All the while, birds mostly lost now from the mainland flit and call above them: the saddleback, with its distinctive chestnut markings and a voice like a car refusing to start; the kaka, the raucous, chatty parrot with flashy red underwings; and the kakariki, the small, bright parakeet named with the Maori word for green.
A helicopter lands one afternoon on the island’s beach with a surprise for the volunteers: two Haast tokoeka kiwis, crouching on towels in wooden boxes. They are the rarest kind of New Zealand’s nocturnal, flightless icon, listed as “nationally critical” — one level below extinct. Only 400 survive today.
“This is what we work for,” King says. “It’s not all doom and gloom and stoats.”
The group walks a short way into the bush to release the birds. At a year old, they’re big and heavy enough to fight off predators.
Dee Wainui has come for the occasion as a representative of the Kai Tahu iwi. This day is personal for her. Her father was beaten as a youth for speaking Maori at school, so she never learned it at home while growing up. Her involvement in conservation efforts on nearby Stewart Island-Rakiura and in her community of Riverton is her way of helping to reverse some of the damage wrought by colonization.

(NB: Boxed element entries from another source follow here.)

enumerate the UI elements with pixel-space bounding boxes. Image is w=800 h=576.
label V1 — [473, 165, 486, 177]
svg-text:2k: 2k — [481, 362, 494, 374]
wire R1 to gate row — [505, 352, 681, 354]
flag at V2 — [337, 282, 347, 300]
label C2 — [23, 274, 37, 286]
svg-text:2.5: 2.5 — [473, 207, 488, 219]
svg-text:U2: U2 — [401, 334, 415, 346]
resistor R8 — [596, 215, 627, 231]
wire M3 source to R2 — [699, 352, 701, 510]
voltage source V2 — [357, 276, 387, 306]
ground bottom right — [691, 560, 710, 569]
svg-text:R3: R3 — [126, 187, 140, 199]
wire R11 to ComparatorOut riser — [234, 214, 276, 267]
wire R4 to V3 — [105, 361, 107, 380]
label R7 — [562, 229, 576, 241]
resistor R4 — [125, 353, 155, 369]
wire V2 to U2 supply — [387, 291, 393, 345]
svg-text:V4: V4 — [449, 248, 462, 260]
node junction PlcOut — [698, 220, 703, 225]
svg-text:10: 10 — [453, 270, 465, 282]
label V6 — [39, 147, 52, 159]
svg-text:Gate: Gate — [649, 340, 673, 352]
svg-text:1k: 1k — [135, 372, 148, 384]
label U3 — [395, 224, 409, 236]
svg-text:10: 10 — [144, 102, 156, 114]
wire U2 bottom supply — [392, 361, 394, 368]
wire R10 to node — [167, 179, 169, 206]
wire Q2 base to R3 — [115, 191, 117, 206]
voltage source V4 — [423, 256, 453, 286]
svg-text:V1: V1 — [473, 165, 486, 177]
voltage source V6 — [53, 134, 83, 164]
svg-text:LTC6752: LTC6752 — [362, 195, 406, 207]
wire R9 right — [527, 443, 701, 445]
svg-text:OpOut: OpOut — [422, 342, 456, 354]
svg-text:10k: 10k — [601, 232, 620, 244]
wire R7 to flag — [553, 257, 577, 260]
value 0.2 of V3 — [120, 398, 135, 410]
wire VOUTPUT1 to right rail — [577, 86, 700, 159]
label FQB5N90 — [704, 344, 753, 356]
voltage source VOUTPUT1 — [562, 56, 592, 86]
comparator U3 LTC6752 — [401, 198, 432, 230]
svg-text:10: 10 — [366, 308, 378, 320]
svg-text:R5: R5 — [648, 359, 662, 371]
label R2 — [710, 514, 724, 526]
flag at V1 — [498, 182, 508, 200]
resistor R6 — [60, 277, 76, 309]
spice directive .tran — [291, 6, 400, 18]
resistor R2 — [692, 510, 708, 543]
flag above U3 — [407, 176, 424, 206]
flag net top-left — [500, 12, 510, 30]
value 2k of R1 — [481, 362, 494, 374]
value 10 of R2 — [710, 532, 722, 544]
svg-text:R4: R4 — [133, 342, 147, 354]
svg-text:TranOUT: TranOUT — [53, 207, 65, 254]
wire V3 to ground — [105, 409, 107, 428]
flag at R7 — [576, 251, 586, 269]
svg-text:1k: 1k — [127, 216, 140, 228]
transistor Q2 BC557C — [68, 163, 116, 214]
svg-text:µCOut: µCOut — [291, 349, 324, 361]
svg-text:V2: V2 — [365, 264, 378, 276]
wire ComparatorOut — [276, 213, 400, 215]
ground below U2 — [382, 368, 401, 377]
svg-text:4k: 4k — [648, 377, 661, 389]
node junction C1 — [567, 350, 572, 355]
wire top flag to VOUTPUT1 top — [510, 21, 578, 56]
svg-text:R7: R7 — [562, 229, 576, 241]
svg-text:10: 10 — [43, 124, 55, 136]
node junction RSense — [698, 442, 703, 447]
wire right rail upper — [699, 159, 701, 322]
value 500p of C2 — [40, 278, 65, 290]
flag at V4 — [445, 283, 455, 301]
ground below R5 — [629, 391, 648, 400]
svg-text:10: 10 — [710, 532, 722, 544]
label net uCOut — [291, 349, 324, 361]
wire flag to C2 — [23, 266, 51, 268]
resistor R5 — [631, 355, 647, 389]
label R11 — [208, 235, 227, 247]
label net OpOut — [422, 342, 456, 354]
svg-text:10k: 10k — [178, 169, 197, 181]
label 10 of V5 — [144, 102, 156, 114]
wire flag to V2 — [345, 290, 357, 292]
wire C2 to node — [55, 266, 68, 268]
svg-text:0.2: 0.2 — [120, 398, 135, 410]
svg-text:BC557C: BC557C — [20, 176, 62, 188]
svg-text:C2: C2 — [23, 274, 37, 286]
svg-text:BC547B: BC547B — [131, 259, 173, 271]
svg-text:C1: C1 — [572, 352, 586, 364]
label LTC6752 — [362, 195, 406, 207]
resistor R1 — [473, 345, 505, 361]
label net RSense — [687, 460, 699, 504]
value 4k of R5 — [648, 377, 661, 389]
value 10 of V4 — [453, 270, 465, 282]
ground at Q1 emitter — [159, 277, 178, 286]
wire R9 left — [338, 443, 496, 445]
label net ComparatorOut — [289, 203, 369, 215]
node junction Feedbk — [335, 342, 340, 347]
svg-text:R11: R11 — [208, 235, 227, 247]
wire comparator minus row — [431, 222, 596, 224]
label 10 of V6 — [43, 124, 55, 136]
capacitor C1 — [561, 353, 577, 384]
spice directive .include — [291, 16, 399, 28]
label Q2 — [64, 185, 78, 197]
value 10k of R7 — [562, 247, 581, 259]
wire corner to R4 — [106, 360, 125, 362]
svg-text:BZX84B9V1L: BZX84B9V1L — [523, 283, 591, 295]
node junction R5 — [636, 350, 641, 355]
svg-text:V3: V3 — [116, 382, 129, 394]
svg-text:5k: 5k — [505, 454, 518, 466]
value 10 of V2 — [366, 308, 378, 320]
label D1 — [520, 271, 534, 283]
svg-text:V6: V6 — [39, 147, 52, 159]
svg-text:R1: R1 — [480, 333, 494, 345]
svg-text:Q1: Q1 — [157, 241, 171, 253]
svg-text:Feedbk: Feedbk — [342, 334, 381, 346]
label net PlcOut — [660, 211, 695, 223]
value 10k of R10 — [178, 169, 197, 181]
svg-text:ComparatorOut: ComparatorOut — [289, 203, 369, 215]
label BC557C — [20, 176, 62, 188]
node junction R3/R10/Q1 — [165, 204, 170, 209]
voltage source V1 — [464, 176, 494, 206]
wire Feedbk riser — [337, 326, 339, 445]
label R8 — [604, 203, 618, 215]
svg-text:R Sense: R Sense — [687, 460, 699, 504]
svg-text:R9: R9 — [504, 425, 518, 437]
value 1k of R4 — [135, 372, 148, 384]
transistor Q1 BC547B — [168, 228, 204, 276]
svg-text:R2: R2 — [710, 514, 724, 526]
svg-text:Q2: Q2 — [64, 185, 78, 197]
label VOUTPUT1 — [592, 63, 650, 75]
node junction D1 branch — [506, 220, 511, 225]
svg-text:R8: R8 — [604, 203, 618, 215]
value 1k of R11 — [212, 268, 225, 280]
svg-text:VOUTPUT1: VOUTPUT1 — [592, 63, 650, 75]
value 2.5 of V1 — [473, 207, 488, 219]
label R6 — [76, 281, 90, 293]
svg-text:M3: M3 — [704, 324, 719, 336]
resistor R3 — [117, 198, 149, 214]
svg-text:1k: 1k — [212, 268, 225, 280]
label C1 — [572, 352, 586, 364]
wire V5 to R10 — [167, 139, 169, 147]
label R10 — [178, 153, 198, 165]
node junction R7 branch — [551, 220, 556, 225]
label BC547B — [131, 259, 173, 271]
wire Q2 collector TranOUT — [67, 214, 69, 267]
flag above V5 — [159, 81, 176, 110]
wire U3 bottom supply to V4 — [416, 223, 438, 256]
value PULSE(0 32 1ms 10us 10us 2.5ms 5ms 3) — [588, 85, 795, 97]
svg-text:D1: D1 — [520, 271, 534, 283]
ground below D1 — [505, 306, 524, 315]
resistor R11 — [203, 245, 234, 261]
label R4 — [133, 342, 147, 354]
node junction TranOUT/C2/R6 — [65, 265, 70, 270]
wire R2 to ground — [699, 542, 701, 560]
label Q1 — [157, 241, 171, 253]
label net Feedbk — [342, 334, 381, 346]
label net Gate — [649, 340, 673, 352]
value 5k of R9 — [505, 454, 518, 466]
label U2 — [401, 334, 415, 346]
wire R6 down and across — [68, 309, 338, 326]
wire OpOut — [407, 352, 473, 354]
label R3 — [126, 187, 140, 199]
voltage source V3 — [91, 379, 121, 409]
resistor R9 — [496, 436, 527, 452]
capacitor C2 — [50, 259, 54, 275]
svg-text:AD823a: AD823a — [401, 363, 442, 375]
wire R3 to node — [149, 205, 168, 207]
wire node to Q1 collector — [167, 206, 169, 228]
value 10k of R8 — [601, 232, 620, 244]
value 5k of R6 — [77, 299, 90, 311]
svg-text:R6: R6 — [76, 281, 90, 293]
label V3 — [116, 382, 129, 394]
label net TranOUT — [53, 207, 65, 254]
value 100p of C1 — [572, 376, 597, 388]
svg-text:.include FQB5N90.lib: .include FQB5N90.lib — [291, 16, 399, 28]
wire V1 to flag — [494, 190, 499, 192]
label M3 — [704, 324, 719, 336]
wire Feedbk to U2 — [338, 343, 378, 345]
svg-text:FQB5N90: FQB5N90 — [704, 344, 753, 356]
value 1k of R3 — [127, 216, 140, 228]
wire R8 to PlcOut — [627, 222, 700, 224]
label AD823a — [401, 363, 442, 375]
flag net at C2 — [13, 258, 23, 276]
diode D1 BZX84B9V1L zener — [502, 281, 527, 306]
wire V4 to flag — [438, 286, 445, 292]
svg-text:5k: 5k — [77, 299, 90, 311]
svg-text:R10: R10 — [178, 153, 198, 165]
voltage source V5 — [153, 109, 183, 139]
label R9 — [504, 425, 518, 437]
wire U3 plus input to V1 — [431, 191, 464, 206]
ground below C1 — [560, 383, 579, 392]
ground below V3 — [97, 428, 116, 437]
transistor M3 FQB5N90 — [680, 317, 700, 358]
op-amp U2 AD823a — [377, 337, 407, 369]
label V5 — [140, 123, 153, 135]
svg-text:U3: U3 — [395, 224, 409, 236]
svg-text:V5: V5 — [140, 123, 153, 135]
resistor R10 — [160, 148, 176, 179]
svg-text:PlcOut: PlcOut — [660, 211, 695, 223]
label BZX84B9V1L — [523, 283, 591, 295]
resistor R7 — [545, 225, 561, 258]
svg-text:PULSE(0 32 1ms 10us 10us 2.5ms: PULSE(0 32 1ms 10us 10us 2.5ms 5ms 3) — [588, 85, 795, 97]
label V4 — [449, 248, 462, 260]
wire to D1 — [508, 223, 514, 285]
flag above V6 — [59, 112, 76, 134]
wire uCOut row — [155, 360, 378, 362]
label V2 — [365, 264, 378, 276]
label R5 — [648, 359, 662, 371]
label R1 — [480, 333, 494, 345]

“It’s a game changer,” she says. “This is mahi [work] that I’m blessed to do. You can go back with your mokopuna [grandchildren] and say: ‘I planted that tree. Our manu[birds] are here because of that.’ ”
“What will happen if we don’t?” she asks. “We won’t have anything.”
After a Maori prayer, the kiwis are let go to scuffle into holes scraped for them under some beech trees. They’ll start exploring at dusk, joining about 40 others of their kind on the island. Even with very active management, increasing their numbers will take generations.
The Southern Winds finally weighs anchor and continues its journey. Along the way, there will be traps on other islands to check and re-bait — places where once-silent forests, where the ground and trees teemed with rats, are now coming back to life.
“It’s a passion,” King says. “Once you get hooked … you find it bloody hard to leave it.”